AT&T To Buy Time Warner – Bad News for Consumers

October 28, 2016

Good news AT&T and DirecTV customers! Your cable packages might be getting a significant upgrade here in the near future. AT&T and its subscribers will have the opportunity to obtain access to HBO, CNN, TNT, Cartoon Network, TBS, and Warner Brothers. This is due to the recent agreement for AT&T to purchase Time Warner for $85 billion dollars. However, if you are one of the many Americans who do not subscribe to AT&T, this could be bad news for some of your favorite shows and programs broadcast by Time Warner.
With the increase of online television subscriptions, such as Sling TV, Amazon Prime, Hulu, Netflix, and PlayStation Vue, traditional cable subscriptions have taken a downturn. AT&T is one of many cable providers who are looking for another avenue to increase their viewership. AT&T is doing this by purchasing Time Warner so as to acquire rights to Time Warner subsidiary companies such as the ones listed above. However, this creates a problem. AT&T is a cable provider not a content producer. Time Warner creates content and enjoys the ability to sell its content to anyone who expresses an interest in buying it.  With this marriage with AT&T, Time Warner loses this ability.

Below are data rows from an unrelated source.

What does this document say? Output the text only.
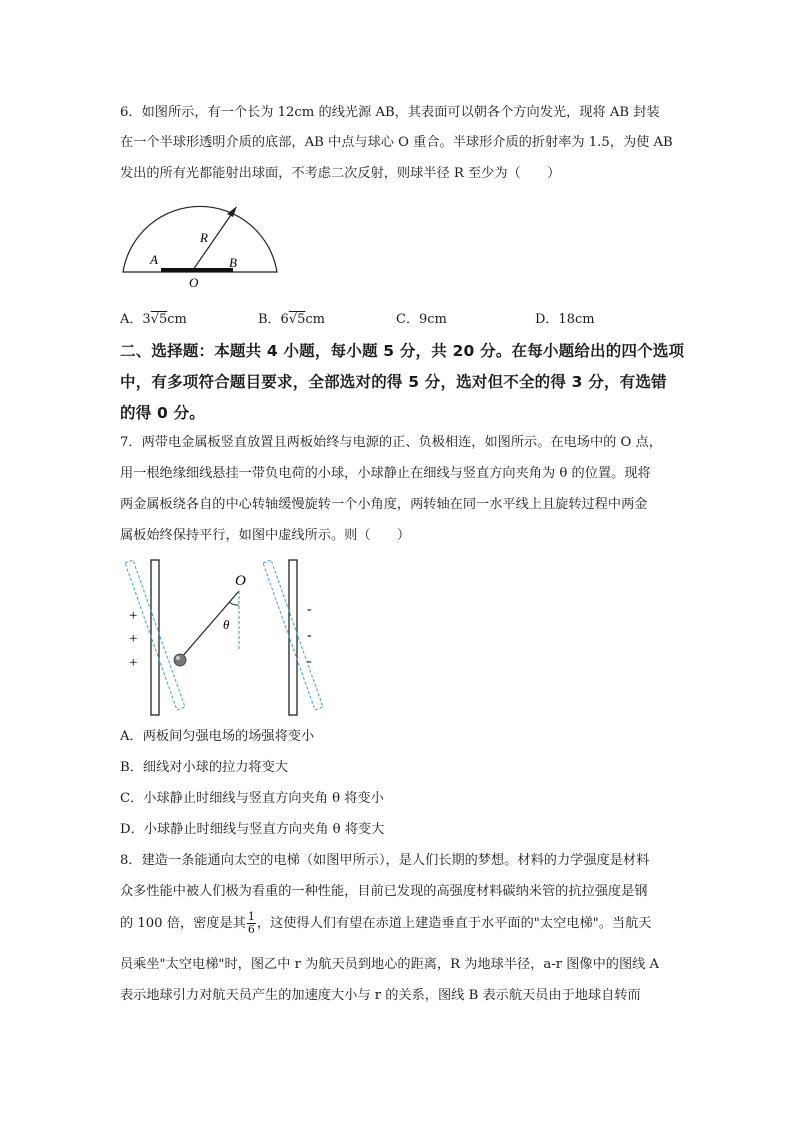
6．如图所示，有一个长为 12cm 的线光源 AB，其表面可以朝各个方向发光，现将 AB 封装
在一个半球形透明介质的底部，AB 中点与球心 O 重合。半球形介质的折射率为 1.5，为使 AB
发出的所有光都能射出球面，不考虑二次反射，则球半径 R 至少为（　　）
R
A	B
O
A．3√5cm	B．6√5cm	C．9cm	D．18cm
二、选择题：本题共 4 小题，每小题 5 分，共 20 分。在每小题给出的四个选项
中，有多项符合题目要求，全部选对的得 5 分，选对但不全的得 3 分，有选错
的得 0 分。
7．两带电金属板竖直放置且两板始终与电源的正、负极相连，如图所示。在电场中的 O 点，
用一根绝缘细线悬挂一带负电荷的小球，小球静止在细线与竖直方向夹角为 θ 的位置。现将
两金属板绕各自的中心转轴缓慢旋转一个小角度，两转轴在同一水平线上且旋转过程中两金
属板始终保持平行，如图中虚线所示。则（　　）
+
+
+
-
-
-
O
θ
A．两板间匀强电场的场强将变小
B．细线对小球的拉力将变大
C．小球静止时细线与竖直方向夹角 θ 将变小
D．小球静止时细线与竖直方向夹角 θ 将变大
8．建造一条能通向太空的电梯（如图甲所示），是人们长期的梦想。材料的力学强度是材料
众多性能中被人们极为看重的一种性能，目前已发现的高强度材料碳纳米管的抗拉强度是钢
的 100 倍，密度是其 $\frac{1}{6}$ ，这使得人们有望在赤道上建造垂直于水平面的"太空电梯"。当航天
员乘坐"太空电梯"时，图乙中 r 为航天员到地心的距离，R 为地球半径，a-r 图像中的图线 A
表示地球引力对航天员产生的加速度大小与 r 的关系，图线 B 表示航天员由于地球自转而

A company that owns pipes, whether over the air or through the ground, doesn’t actually benefit from owning the content flowing through those pipes.

 
If this merger is approved, it has potential to create two significant problems. First, it may deny access to popular television and movie content because AT&T will most likely be reluctant to sell its newly acquired content to competitors. There is already such a small number of cable companies, with many places only having two viable options, AT&T or Time Warner Cable, that anyone not paying for AT&T may not be able to gain access to certain content. While regulators will most likely make AT&T adhere to certain stipulations regarding harboring its content, regulators cannot control AT&T in regards to all of this newly acquired content.
The second problem it creates is that, because this is a marriage of mismatching companies, more people are going to leave traditional cable companies for Internet based TV. This relates directly back to the first problem in that, as more people leave traditional cable companies, more people will be losing access to this popular content and AT&T’s acquisition of Time Warner will essentially be pointless. Unlike AT&T’s acquisition of DirecTV, which made total sense because they were matching companies, this merger with Time Warner does not make much sense unless everyone in America who wants to view popular Time Warner content starts subscribing to AT&T’s network.
Now, there is a realistic chance that regulators will get it right, Time Warner will still have some direction on how their content is distributed, and AT&T won’t be stingy with its content. In a perfect world right? However, to be realistic, there will be several popular television shows, movies, cartoons, and even sports that are going most likely going to disappear from your television subscription if you don’t pay for AT&T. So will you make the switch to AT&T to keep your favorite shows? Well AT&T sure hopes you do and you won’t be alone if that happens.